In fact Malmö’s renaissance over the last generation has been in conjunction with the arrival of the ‘undesirables’ – the non – European migrants, the muslims, the refugees and many from outside of Europe. In 2014, according to the local authority, 31% of Malmö’s population was born abroad, of which half from outside of Europe. Over 40% have a foreign background; the highest of any city in Sweden.
And what does it mean ‘to be housed’ in my home city Malmö?
Malmö’s urban planning is based on neoliberal planning principles , what Baeten describes as being the same as post-political planning with the separation between social and the political from the economic. Neoliberalism was set up, after the 1930’s crash blamed on classical liberalism, as the third way between classical liberalism and socialist planning or a market economy under the guidance of a strong state (also known as a social market economy)
“There is no clear break with the ‘social-demographic’ Malmö that precedes the current institutionalization of the neoliberal planning.” (2012, Baeten) In other words there is little difference between neoliberal products such as Urban Development Projects and Sweden’s Million Housing programme in which the social – democratic government build more than 1 million new homes between 1964 and 1975. Both models are, as Baeten writes, impatient and optimistic!
Another professor of mine here at Malmö University, Per-Markku Ristilammi agrees and writes that both the housing estates built during the Million Housing Programme as well as the more recent neighbourhoods, the products of neoliberal planning such as Hyllie and Västra Hamnen want to bury the past and create new types of people. (2006, Ristilammi, Memento Rosengård in O.Sernhede&T.Johanssson (Eds.) Storstadens omvandlingar, postindustrialism, globalisering och migration. Göteborg och Malmö, Diadalos)
Ristilammi continues that such neoliberal products (both Urban Development Projects) and the social-democratic housing estates are equally a-historical with a contempt for tradition. Cultural differences and ethnicity are seen as problematic. Modernists wanted a more neutral city, so to be able to erase social divides and create modern people, with resemblances the neoliberals are also after a certain type. They aim to “populate the city with cosmopolitan open-minded creative educated liberals.” (2012, Baeten) The neoliberal city being maybe less universal in its outlook, leaning more towards a middle and upper class city.
To conclude, Baeten writes about the “systematic mismatch between the actual housing needs and the attempt at ‘demographic engineering’ through the disproportionate supply of luxury dwellings” to attract ‘the right people’. Modernism wants/ed to house all and make everyone into modern people by erasing divides. Neoliberal planning is not so interested in housing all, but has a similar vision in terms of wanting a certain type of inhabitant. But instead of changing the existing populations through ‘social engineering’, it aims to attract the ‘right’ people from elsewhere into the city.

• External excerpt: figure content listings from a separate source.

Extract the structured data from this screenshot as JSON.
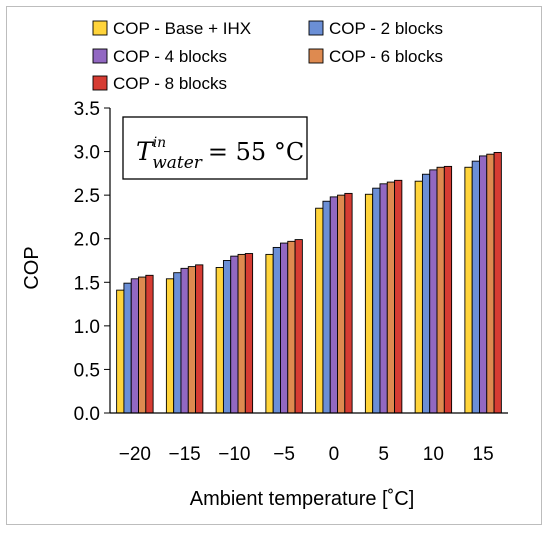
{
  "chart_data": {
    "type": "bar",
    "categories": [
      "−20",
      "−15",
      "−10",
      "−5",
      "0",
      "5",
      "10",
      "15"
    ],
    "series": [
      {
        "name": "COP - Base + IHX",
        "color": "#ffd43b",
        "values": [
          1.41,
          1.54,
          1.67,
          1.82,
          2.35,
          2.51,
          2.66,
          2.82
        ]
      },
      {
        "name": "COP - 2 blocks",
        "color": "#6b8fd6",
        "values": [
          1.49,
          1.61,
          1.75,
          1.9,
          2.43,
          2.58,
          2.74,
          2.89
        ]
      },
      {
        "name": "COP - 4 blocks",
        "color": "#9268c2",
        "values": [
          1.54,
          1.66,
          1.8,
          1.95,
          2.48,
          2.63,
          2.79,
          2.95
        ]
      },
      {
        "name": "COP - 6 blocks",
        "color": "#de8a50",
        "values": [
          1.56,
          1.68,
          1.82,
          1.97,
          2.5,
          2.65,
          2.82,
          2.97
        ]
      },
      {
        "name": "COP - 8 blocks",
        "color": "#d63c33",
        "values": [
          1.58,
          1.7,
          1.83,
          1.99,
          2.52,
          2.67,
          2.83,
          2.99
        ]
      }
    ],
    "xlabel": "Ambient temperature [˚C]",
    "ylabel": "COP",
    "ylim": [
      0,
      3.5
    ],
    "yticks": [
      "0.0",
      "0.5",
      "1.0",
      "1.5",
      "2.0",
      "2.5",
      "3.0",
      "3.5"
    ],
    "grid": false,
    "legend_position": "top",
    "annotation": {
      "base": "T",
      "superscript": "in",
      "subscript": "water",
      "rest": "= 55 °C"
    }
  }
}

The built environment professionals are designing for increasingly mobile people, either struggling with creating affordable housing solutions for the ‘sudden’ arrivals or on the other hand operating along the neoliberal planning visions of Malmö that are geared to attract ‘the right people’ from other municipalities and even other countries. Baeten concludes that the result of “the contradictory aim to build for imaginary immigrants in the hope of attracting them while not building for the immigrants, who have arrived, forms the basis of an emerging double housing crises in Malmö.”